Blue-chip or large-cap stocks are well-established, financially stable companies with a strong track record. The S&P/ASX 100 (XTO) is one of Australia's well-known blue-chip stocks that contain 100 blue-chip stocks. Let’s look at them:
RIO Tinto Ltd. (ASX: RIO), which has a market cap of $48.96 billion and a current market price of $131.90 (as of 9 January 2024).
BHP Group Ltd. (ASX: BHP) has a market cap of $248.22 billion and a current market price of $48.97 (as of 9 January 2024).
Westpac Banking Corporation (ASX: WBC) has a market cap of $80.89 billion and a current market price of $23.10 (as of 9 January 2024).
What are the advantages of investing in blue-chip ASX companies?
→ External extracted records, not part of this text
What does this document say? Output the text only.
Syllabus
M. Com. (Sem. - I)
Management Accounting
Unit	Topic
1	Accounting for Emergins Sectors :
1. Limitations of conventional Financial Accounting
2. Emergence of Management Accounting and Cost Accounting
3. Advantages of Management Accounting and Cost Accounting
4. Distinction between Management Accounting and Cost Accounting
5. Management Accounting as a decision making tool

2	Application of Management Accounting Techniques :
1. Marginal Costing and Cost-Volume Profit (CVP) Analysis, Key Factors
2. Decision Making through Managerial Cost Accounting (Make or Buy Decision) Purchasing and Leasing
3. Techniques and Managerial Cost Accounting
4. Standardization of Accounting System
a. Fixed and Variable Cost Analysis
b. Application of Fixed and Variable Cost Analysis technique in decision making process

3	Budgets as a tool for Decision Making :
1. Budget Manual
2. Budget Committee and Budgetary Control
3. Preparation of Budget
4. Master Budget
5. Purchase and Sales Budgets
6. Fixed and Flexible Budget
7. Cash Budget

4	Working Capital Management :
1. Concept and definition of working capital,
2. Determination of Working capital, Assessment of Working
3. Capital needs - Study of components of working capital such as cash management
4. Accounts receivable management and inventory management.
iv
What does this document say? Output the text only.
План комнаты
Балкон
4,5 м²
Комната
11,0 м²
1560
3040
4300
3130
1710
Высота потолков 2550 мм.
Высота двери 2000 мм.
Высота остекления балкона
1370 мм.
While many blue-chip stocks do generally offer dividend payments on a regular basis,however not all blue-chips do. Compared to small- or mid-cap stocks, which contribute to but also diminish portfolio returns, blue-chip stocks are typically less volatile. When investing in large-cap stocks, an investor can anticipate a comparatively lesser loss. Because these companies have a strong financial track record with a brilliant return profile, pure long-term investors typically prefer to purchase and hold these categories of investments for an extended period of time. Large corporations typically abide by all laws and guidelines associated with having publicly traded stock, helping to safeguard the capital and trust of investors.
How risky are the blue-chip stocks?
Blue-chip stocks don't carry a lot of risk; investors with lower risk tolerance tend to favour them. Although blue-chip stocks are not infallible, many investors find them to be a desirable option due to their track record of withstanding market downturns.